Pandora Kingdom is a talented homicide detective in Surrey, England. She’s also a double amputee, having lost an arm and leg to a bomb in Afghanistan. Over 20 years solving murders, however, has made her a tough, go-to detective, so she’s assigned to the case of Susan Thompson. The victim, a forensic scientist with an interest in body decomposition, was found in Brookwood Cemetery. She was shot in the head and her hands were nailed to a gravestone. At the crime scene, Pandora teams with MI5 agent Steve Bridger, who informs her that Susan researched, among other things, how chemical weapons affect pig corpses (since it’s illegal to use human bodies). Eventually, the investigators learn that Susan was fairly promiscuous—with both men and women—and enjoyed living beyond her means. Large money transfers in and out of Susan’s bank account and a storage unit (filled with strange, telling contents) point toward why someone might have killed her.
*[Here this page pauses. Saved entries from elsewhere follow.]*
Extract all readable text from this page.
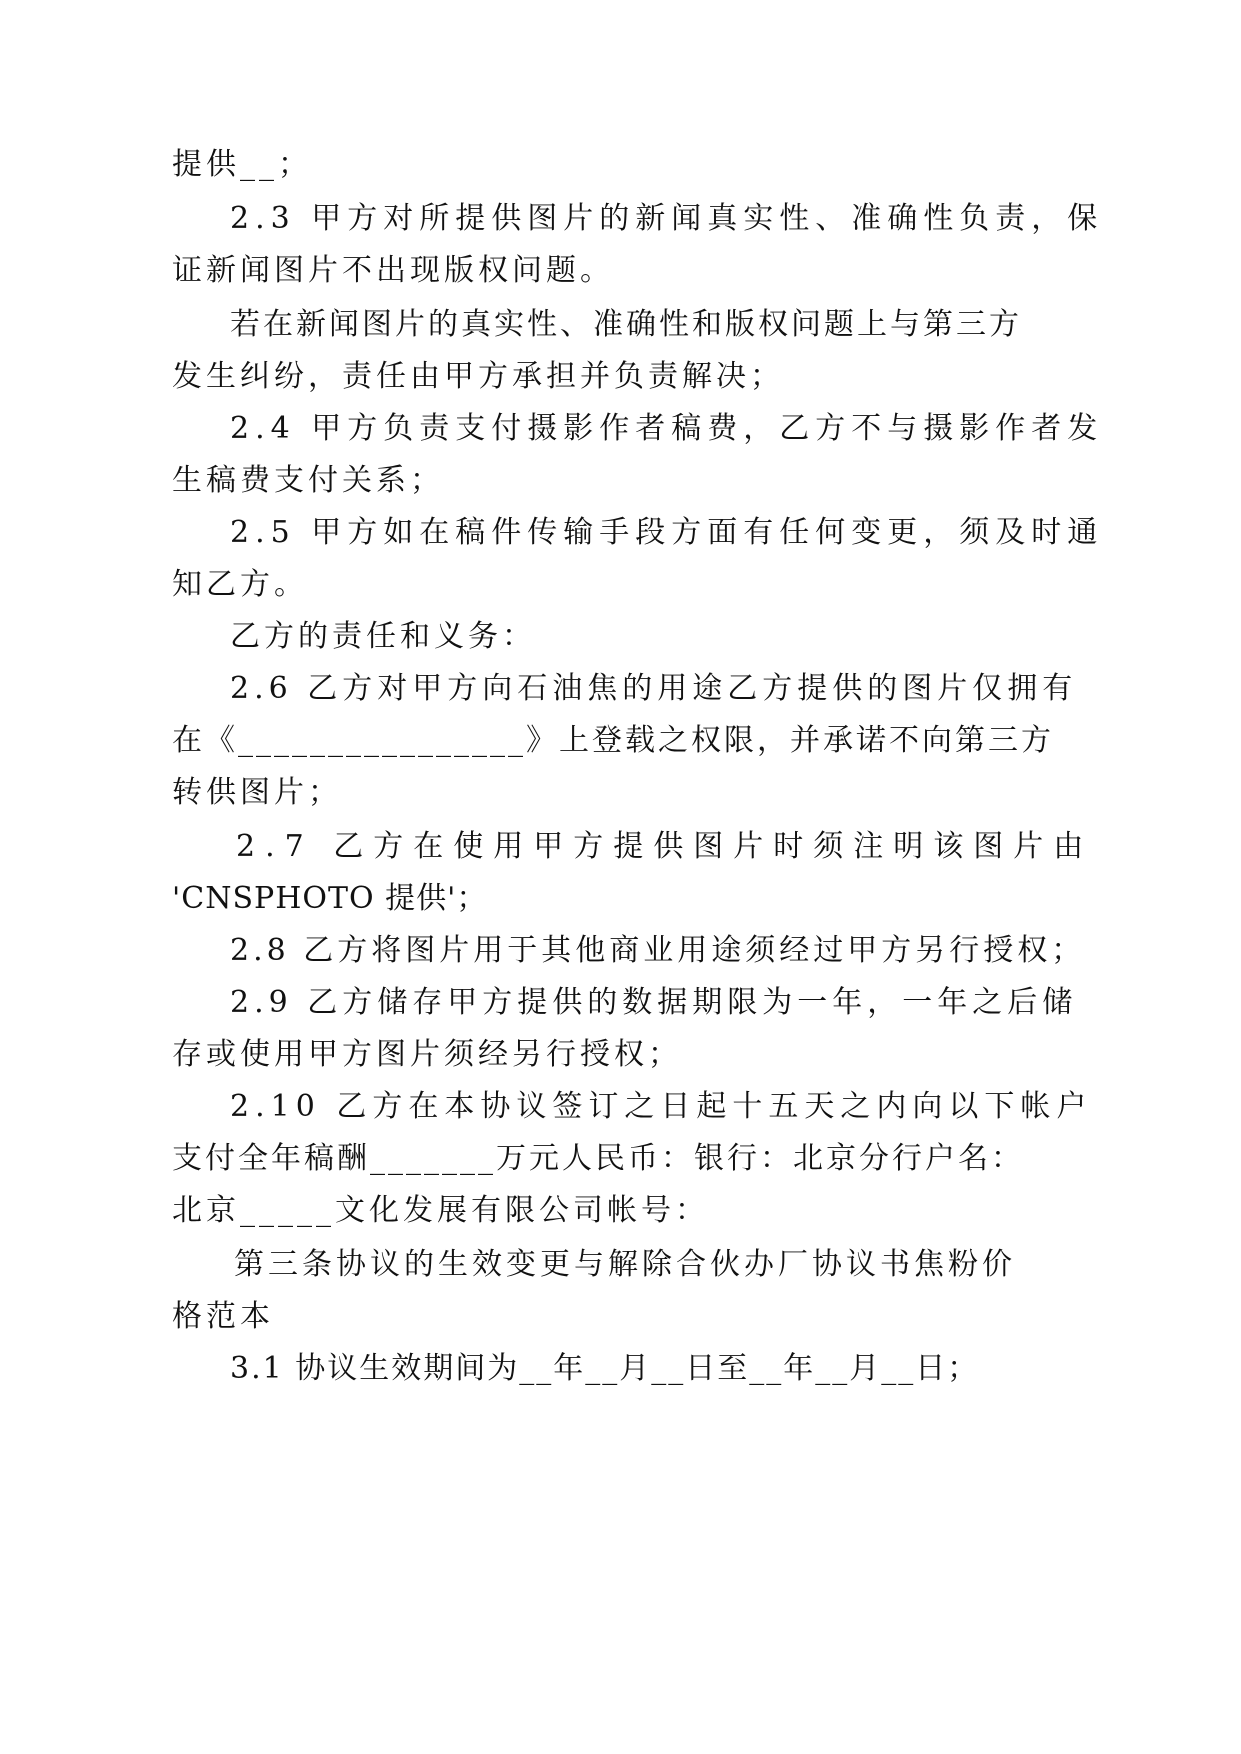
提供__；
2.3 甲方对所提供图片的新闻真实性、准确性负责，保
证新闻图片不出现版权问题。
若在新闻图片的真实性、准确性和版权问题上与第三方
发生纠纷，责任由甲方承担并负责解决；
2.4 甲方负责支付摄影作者稿费，乙方不与摄影作者发
生稿费支付关系；
2.5 甲方如在稿件传输手段方面有任何变更，须及时通
知乙方。
乙方的责任和义务：
2.6 乙方对甲方向石油焦的用途乙方提供的图片仅拥有
在《________________》上登载之权限，并承诺不向第三方
转供图片；
2.7 乙方在使用甲方提供图片时须注明该图片由
'CNSPHOTO 提供'；
2.8 乙方将图片用于其他商业用途须经过甲方另行授权；
2.9 乙方储存甲方提供的数据期限为一年，一年之后储
存或使用甲方图片须经另行授权；
2.10 乙方在本协议签订之日起十五天之内向以下帐户
支付全年稿酬_______万元人民币：银行：北京分行户名：
北京_____文化发展有限公司帐号：
第三条协议的生效变更与解除合伙办厂协议书焦粉价
格范本
3.1 协议生效期间为__年__月__日至__年__月__日；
But as fresh bodies begin piling up, the case assumes greater urgency. Did Susan die for the selling of government secrets, angering a lover or both? Debut author Cole begins this new crime series in a striking locale and imbues the narrative with generous historical and police procedural knowledge. The immediately likable Pandora thrives in a male-dominated field without being completely humorless, like when she asks, “Are you checking out my wooden leg Mr. Bridger?” There’s also a touch of whimsy in scenes when she speaks with the ghost of a soldier named Daniel Sutton. And while the trope of a promiscuous victim is familiar, Cole handles it with subtlety. The narrative’s main flaw is that the punctuation occasionally slips (“What is with, the red tape?”). These moments don’t detract from a smartly paced tale, however, thick with chilly ambiance and some thoroughly shocking deaths. The second volume will be eagerly awaited.
A truly instructive debut characterized by heart, wit and restraint.